No caso das greves a que se refere o Parecer nº 1/2023, estava-se perante uma sucessão de pré-avisos diários, alusivos “a todo o serviço durante o período de funcionamento correspondente ao dia decretado”. Mas, por outro lado, o Sindicato emitiu instruções aos associados , no sentido de que poderiam, se quisessem, parar todo o dia, ou só no seu início, retomando a presença nas respetivas escolas para o tempo restante.

A situação assim criada – que levou ao encerramento de várias escolas – mereceu, por parte do CC/PGR, a qualificação de ilegalidade, sobretudo com base na desconformidade entre a informação constante dos pré-avisos e aquele que veio a ser o procedimento generalizado dos aderentes, na sequência das indicações do STOP.

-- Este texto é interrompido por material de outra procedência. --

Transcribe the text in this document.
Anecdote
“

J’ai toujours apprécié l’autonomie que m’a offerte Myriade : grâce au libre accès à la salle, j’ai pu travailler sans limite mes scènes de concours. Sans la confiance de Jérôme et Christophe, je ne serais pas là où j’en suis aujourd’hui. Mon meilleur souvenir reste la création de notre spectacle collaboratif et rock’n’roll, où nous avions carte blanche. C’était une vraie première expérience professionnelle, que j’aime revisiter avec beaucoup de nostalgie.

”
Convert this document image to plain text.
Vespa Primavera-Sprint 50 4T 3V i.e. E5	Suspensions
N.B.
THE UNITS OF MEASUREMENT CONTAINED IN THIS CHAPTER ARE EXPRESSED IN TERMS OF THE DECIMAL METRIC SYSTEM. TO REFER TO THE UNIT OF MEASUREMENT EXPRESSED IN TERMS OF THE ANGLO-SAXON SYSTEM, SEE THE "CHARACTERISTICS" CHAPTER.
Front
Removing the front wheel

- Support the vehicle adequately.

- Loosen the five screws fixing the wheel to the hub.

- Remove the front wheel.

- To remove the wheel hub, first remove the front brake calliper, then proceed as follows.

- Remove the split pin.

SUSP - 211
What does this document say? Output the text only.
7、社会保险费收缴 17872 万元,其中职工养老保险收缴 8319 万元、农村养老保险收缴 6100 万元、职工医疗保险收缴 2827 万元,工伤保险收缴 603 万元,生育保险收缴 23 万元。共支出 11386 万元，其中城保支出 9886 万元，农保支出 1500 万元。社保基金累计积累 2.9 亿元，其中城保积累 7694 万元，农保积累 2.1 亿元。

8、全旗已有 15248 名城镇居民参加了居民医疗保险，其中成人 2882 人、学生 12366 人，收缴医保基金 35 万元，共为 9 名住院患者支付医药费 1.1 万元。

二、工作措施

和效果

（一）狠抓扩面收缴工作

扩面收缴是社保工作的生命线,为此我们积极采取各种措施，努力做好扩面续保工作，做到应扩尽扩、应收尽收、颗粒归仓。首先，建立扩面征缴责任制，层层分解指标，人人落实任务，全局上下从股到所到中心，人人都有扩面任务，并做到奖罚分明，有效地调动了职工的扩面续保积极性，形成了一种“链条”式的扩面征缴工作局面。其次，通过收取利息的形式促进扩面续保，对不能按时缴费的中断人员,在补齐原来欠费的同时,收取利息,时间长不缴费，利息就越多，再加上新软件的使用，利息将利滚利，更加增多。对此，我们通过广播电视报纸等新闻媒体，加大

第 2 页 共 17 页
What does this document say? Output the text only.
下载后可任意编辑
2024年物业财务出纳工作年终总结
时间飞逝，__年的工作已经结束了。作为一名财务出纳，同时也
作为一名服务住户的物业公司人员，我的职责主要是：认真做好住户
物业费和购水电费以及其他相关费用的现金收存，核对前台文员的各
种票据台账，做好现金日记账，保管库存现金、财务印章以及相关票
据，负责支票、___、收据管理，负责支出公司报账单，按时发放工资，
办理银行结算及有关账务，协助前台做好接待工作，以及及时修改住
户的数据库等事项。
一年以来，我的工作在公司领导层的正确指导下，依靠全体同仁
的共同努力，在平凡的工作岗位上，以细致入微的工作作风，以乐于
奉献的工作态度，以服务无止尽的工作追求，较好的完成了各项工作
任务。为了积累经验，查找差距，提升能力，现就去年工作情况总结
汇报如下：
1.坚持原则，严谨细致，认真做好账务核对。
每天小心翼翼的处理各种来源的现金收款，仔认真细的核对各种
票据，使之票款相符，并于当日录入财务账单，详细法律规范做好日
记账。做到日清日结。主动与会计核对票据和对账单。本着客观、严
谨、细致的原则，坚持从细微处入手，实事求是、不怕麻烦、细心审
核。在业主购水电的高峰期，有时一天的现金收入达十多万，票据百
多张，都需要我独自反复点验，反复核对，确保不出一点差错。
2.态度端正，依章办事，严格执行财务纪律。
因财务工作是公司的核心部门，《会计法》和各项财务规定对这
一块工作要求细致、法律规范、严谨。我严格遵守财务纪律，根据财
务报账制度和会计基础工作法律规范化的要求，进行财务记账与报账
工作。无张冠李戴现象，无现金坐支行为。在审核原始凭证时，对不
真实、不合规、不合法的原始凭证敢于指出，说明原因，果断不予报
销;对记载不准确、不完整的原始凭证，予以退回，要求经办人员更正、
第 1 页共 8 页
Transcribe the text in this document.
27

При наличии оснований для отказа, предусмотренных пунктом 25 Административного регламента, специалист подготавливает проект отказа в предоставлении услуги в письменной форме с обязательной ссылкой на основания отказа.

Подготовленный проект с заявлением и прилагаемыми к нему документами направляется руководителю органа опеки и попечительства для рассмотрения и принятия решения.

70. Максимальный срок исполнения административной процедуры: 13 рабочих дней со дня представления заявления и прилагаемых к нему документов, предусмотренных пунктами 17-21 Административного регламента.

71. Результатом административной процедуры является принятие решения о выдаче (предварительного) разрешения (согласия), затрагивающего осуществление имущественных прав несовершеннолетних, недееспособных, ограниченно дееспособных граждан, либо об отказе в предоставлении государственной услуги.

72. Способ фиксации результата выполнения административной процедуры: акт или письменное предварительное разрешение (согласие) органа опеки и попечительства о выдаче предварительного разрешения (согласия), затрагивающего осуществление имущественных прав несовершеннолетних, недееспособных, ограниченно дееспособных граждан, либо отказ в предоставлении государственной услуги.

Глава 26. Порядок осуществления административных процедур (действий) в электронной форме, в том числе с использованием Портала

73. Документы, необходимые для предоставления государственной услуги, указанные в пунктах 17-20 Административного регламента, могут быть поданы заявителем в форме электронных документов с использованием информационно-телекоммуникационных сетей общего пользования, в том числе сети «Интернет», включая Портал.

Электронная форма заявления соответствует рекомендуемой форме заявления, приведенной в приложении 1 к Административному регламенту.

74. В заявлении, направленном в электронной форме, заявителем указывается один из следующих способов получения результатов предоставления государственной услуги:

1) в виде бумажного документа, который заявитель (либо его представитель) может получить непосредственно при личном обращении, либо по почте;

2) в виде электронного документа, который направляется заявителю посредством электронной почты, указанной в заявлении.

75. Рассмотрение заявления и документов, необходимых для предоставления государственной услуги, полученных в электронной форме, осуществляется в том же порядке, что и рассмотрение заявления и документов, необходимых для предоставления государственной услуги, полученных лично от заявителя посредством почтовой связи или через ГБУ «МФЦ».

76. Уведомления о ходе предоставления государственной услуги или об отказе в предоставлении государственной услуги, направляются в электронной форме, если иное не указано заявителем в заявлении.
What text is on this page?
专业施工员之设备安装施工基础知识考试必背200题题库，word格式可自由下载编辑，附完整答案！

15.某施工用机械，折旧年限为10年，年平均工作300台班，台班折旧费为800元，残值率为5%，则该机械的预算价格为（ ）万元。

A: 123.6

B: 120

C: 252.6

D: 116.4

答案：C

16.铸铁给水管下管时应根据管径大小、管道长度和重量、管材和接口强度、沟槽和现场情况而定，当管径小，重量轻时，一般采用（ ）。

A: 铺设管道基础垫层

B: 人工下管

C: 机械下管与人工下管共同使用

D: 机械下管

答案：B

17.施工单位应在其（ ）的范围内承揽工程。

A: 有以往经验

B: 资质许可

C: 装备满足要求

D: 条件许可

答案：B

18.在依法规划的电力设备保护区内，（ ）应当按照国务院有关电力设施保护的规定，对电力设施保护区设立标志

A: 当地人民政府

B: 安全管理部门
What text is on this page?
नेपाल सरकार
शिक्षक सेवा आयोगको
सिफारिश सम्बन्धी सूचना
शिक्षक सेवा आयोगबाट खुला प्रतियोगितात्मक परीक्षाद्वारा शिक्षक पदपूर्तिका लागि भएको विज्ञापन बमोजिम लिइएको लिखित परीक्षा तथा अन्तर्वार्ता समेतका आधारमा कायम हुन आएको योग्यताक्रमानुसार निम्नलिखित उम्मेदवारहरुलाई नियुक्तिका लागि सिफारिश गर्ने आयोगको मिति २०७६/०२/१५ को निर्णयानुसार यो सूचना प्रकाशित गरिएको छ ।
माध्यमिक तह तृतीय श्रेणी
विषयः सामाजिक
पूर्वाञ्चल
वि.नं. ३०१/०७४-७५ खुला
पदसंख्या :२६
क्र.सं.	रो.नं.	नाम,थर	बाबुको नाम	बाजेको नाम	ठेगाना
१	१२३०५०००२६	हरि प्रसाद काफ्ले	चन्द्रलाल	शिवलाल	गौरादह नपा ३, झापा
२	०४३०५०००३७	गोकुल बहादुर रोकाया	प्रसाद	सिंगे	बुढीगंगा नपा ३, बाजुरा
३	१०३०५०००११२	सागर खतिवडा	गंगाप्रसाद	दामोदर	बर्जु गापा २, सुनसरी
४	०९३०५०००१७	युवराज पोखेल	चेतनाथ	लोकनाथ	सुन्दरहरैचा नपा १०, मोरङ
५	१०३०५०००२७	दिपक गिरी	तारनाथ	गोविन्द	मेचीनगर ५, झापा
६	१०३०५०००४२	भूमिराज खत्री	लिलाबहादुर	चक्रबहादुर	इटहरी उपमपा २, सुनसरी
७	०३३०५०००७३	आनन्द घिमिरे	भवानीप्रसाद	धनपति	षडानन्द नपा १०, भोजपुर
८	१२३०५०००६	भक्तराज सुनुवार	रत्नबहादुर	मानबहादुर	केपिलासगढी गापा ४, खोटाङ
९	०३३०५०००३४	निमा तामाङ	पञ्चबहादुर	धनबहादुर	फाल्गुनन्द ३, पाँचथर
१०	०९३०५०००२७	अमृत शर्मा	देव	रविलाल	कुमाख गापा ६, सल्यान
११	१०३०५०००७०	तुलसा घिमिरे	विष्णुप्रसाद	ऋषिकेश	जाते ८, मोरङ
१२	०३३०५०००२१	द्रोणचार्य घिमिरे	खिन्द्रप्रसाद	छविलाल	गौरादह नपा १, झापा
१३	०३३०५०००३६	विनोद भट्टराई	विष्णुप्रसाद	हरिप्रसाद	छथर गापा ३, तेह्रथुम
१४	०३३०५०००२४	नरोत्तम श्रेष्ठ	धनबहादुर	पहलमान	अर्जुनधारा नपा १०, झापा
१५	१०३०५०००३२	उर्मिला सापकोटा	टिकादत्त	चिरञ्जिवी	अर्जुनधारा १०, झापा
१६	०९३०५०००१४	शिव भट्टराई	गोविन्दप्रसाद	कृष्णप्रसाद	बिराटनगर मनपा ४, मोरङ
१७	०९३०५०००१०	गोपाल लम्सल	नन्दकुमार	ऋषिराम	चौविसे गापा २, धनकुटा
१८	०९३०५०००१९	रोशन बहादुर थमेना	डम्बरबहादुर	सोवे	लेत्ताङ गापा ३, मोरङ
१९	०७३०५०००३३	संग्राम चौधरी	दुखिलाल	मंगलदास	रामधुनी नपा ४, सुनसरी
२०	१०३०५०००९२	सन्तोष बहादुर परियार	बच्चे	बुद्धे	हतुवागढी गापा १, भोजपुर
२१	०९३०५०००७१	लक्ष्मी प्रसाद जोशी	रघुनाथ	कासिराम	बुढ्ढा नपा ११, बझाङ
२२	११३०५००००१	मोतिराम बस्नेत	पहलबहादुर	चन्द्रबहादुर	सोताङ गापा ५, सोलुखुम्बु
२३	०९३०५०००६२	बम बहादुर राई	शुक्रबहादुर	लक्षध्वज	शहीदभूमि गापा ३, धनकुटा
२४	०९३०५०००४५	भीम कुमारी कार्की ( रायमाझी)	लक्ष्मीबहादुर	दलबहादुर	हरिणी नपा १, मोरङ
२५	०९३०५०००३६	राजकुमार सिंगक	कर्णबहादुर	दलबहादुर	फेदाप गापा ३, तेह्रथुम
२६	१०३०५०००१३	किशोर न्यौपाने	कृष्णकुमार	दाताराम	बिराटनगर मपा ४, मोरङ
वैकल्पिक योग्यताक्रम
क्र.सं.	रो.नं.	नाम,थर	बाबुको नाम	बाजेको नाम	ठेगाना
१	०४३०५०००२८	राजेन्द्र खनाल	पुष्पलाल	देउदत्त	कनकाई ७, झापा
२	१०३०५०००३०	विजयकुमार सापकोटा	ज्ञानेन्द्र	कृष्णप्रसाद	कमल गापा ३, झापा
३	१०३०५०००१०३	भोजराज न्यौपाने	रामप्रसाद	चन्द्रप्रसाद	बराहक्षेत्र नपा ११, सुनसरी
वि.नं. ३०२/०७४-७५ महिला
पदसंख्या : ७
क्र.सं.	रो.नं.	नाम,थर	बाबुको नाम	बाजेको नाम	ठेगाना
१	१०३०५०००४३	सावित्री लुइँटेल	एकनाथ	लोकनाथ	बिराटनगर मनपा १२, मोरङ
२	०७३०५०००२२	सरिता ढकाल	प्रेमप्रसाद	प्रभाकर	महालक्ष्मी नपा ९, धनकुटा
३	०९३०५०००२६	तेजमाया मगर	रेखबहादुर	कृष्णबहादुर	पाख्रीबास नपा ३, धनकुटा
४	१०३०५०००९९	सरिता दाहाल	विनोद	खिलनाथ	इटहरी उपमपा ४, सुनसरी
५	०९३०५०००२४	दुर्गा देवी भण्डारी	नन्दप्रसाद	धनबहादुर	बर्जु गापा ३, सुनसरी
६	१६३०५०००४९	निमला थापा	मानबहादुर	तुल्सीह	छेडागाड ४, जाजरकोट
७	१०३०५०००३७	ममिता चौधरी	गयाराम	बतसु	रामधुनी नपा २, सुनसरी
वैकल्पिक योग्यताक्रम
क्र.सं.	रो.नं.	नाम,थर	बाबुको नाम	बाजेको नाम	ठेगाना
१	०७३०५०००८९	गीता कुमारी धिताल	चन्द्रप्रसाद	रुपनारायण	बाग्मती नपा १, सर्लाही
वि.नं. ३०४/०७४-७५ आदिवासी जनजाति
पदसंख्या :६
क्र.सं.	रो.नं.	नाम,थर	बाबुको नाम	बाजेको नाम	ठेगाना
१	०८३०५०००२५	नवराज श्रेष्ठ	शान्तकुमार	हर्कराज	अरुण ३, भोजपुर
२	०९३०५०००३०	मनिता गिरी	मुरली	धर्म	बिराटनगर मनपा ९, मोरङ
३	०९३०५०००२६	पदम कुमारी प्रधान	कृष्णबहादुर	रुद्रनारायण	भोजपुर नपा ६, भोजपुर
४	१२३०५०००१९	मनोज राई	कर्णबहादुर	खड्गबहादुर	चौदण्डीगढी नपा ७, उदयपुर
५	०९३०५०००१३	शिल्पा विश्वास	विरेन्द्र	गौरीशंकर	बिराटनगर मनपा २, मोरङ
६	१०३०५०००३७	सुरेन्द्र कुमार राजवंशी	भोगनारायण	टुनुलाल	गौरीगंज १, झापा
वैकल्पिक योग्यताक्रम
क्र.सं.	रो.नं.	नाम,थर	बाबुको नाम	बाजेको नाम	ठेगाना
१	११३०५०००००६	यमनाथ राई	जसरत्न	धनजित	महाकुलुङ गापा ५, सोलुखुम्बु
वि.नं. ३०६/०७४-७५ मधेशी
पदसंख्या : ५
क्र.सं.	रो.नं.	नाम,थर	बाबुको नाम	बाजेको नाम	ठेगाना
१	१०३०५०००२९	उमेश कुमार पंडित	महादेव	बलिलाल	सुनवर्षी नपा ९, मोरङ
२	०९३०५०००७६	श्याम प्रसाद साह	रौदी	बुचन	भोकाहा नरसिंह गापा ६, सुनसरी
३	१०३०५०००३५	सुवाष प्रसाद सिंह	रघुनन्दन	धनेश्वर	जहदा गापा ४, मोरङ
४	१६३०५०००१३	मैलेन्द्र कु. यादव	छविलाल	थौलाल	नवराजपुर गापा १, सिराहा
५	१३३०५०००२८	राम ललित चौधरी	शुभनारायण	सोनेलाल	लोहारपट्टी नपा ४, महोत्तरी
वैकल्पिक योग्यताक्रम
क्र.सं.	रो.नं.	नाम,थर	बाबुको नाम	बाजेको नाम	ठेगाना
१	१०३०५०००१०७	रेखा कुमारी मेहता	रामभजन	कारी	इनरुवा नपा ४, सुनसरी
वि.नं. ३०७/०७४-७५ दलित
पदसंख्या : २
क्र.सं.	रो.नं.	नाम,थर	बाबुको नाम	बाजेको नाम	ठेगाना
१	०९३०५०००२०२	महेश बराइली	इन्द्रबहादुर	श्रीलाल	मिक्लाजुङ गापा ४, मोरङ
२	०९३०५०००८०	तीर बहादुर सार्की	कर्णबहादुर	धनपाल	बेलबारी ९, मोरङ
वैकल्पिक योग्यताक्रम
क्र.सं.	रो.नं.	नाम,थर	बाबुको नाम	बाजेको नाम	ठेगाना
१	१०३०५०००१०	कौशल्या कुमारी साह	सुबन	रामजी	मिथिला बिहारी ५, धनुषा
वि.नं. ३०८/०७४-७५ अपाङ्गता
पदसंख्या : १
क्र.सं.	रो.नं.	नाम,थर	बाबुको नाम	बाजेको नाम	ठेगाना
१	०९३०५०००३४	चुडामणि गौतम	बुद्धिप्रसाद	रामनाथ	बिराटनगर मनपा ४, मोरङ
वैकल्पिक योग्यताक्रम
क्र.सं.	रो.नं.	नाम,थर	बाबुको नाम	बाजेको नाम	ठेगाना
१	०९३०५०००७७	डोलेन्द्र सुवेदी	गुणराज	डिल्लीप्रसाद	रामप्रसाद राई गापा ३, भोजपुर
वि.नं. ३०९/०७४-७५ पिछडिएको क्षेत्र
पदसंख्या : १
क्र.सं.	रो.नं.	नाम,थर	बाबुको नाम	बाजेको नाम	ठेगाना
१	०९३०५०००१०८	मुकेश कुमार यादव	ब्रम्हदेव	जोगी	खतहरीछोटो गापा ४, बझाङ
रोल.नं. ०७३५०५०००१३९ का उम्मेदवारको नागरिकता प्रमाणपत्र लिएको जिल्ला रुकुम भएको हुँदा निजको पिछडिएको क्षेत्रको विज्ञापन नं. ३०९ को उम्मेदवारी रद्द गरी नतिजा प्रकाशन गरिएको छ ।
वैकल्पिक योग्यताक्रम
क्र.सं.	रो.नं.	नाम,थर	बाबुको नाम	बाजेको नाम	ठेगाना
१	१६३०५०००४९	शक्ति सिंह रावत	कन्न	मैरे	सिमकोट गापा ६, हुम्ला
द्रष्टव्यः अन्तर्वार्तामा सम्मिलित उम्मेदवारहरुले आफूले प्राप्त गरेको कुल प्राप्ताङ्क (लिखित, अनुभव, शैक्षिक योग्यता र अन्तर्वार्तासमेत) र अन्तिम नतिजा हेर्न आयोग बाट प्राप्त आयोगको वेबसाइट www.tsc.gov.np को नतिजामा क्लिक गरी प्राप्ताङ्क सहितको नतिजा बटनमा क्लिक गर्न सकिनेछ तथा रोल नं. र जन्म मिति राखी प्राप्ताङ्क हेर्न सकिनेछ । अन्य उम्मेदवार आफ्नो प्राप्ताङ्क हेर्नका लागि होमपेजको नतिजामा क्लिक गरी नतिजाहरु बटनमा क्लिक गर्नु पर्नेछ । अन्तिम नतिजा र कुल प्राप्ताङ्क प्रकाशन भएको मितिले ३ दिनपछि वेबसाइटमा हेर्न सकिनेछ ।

A situação não suporta uma análise linear. Cruzam-se sobre ela parâmetros jurídicos não convergentes, a começar pela exigência de boa-fé que a lei dirige às partes num conflito coletivo de trabalho (art. 522º do CT).

Desde logo, o requisito do pré-aviso tem um sentido que é o de informar os interessados acerca do que vai acontecer, implicando uma correspondência básica com os tipos de comportamentos pelos quais a greve será exercida pelos aderentes. Mas que grau de correspondência é exigível? Nada de claro deriva da lei a este propósito – as respostas são necessariamente dedutivas e, portanto, de validade contingente.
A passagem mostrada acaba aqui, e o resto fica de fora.